JONATHAN MABERRY: Fiction was the real challenge for me. Even though I wrote stories as a kid, I planned to become a newspaper reporter. I went to Temple University to study journalism, and while I was there I began selling magazine feature articles. For twenty-five years I wrote articles, columns, and reviews for magazines of all kinds. While teaching at Temple University I began writing textbooks –not on writing, but on martial arts history, women’s self-defense, and related topics). And I also wrote greeting cards, song lyrics, poetry, plays, how-to manuals, training scripts, and a slew of other materials. It wasn’t until the early 2000s that I decided to try fiction. It was an experiment and I had no formal training in creative writing. None.

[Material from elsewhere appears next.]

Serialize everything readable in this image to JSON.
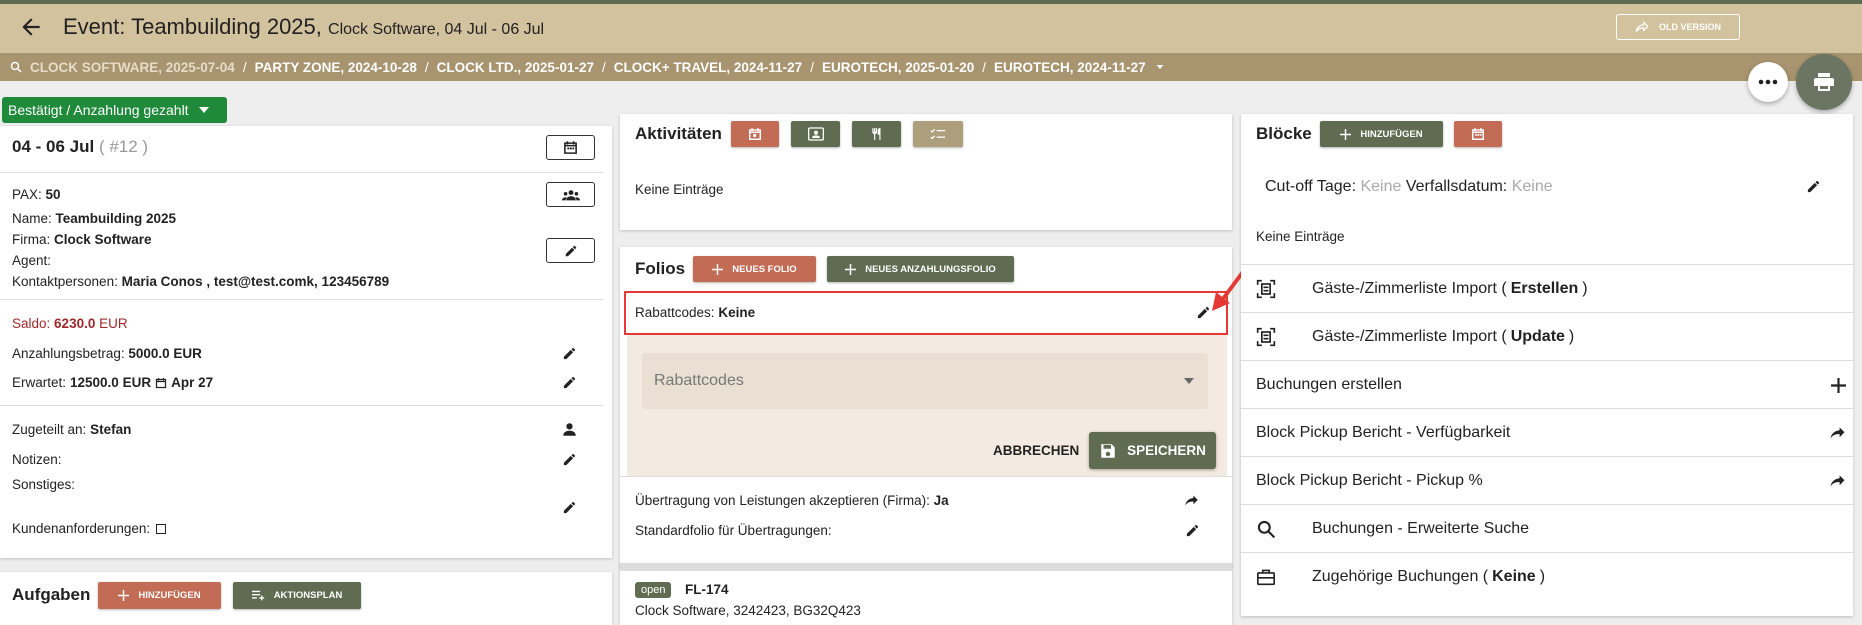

To teach myself the craft, I read everything I could, and then I began deconstructing my favorite novels in the genre in which I wanted to write. I read those books as a reader, and then I re-read them multiple times as a writer, breaking them down to the three acts, then to outlines, studying the elements of figurative and descriptive language, voice, pace, tension, action, dialogue. All of it. When I felt that I was ready I outlined a novel and began writing. It took me over three years to finish that book, and another six months to revise it.
That’s the point at which I had to go out and find an agent. I got a good one, too. Sara Crowe, currently of the Harvey Klinger Agency. Sara sold my first novel, Ghost Road Blues, and its two sequels to Kensington’s Pinnacle imprint. The book surprised the hell out of me by winning the Bram Stoker Award for Best First Novel. That award seriously validated my decision to try fiction. As I write this I’m three days away from finishing my 25th novel. And I write short stories and comics. Fiction is virtually everything I do in this phase of my writing career, and I have very little interest in looking back at my nonfiction days. Two of those novels are in development for film and another is in development for TV; and I’m adapting Ghost Road Blues into a pilot for a potential series.
However, I’m still learning the craft. It’s fun but not easy, and I believe it is incumbent on every writer to try and better their best. Always.